Page:Guyau - L’Art au point de vue sociologique.djvu/378

Cette page n’a pas encore été corrigée
318
l’art au point de vue sociologique.

Dans la dernière strophe, les vers ont le vol léger de la fée ; tous les mots sont ailés, habile, agile courrière ; et le triomphe aérien auquel aboutit cette strophe nous laisse en présence d’une vision lumineuse au plus haut des espaces :


Qui mènes le char des vers
        Dans les airs.
Par deux sillons de lumière !


Les images et le rythme se joignent donc ici à la rime pour donner au vers tout son prix.

Le vrai rôle de la rime, selon nous, doit être de produire, là où il est nécessaire, une subite évocation d’images et d’idées, comme nous en trouvons des exemples dans cette même pièce de Sainte-Beuve :


Rime, tranchant aviron.
        Éperon
Qui fends la vague écumante ;
Frein d’or, aiguillon d’acier.
        Du coursier
À la crinière fumante.

Agrafe autour des seins nus
        De Vénus
Pressant l’écharpe divine.
Ou serrant le baudrier
        Du guerrier
Contre sa forte poitrine.


C’est toute la mythologie passant sous nos yeux en métamorphoses qui se précipitent et en apothéoses qui flamboient.

Mais la poésie ne peut pas et ne doit pas être toujours flamboyante ; révocation ne peut pas se faire toujours par des mots-images ou des mots-symphonies, ramenés à des intervalles réguliers.

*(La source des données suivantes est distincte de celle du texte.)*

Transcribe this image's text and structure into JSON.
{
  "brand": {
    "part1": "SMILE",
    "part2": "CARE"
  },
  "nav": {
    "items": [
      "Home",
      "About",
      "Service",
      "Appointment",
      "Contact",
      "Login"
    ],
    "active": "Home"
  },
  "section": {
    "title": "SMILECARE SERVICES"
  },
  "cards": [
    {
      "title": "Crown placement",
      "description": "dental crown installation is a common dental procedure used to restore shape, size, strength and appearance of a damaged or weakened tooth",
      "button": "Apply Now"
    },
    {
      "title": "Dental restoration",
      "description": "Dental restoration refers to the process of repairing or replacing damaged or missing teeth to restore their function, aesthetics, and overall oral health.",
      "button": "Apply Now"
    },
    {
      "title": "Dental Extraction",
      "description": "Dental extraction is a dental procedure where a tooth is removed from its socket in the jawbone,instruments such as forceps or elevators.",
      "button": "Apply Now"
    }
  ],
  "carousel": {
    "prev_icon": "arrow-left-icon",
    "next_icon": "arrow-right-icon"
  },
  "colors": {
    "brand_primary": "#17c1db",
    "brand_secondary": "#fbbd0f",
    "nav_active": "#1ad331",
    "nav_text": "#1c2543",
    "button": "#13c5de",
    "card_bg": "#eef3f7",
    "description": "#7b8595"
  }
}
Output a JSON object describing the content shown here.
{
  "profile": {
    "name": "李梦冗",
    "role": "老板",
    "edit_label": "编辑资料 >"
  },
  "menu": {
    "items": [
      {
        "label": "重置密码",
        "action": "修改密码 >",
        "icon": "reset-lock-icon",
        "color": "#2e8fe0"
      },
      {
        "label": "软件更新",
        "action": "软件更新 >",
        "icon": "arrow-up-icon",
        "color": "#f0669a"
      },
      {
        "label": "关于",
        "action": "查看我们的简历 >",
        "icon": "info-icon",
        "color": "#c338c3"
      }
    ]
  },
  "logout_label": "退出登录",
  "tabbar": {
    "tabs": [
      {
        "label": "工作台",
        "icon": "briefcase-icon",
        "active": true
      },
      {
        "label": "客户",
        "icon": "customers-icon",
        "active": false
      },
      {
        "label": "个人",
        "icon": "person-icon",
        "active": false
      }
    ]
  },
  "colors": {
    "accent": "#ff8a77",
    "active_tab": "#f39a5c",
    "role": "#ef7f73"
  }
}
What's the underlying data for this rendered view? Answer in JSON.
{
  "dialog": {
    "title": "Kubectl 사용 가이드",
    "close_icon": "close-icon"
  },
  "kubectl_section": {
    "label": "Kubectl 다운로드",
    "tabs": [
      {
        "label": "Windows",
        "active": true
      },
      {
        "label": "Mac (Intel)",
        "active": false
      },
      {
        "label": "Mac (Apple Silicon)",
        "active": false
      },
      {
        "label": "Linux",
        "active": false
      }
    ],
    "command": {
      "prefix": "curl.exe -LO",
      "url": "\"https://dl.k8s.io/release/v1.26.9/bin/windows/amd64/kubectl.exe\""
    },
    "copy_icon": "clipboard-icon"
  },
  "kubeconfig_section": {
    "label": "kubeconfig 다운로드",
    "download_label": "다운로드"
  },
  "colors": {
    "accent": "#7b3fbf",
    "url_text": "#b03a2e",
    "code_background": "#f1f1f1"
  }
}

Il faut que le poète ait l’entière liberté, après avoir fait éclater son vers, de l’assourdir et de l’adoucir, après avoir frappé les yeux ou les oreilles, de parler au cœur ou même à la pensée. L’évocation, d’ailleurs, n’est pas le privilège de la rime ; elle appartient aussi aux idées, elle appartient surtout au sentiment, à tout ce qui renferme en soi un monde, prêt à reparaître dès qu’on y projette un rayon.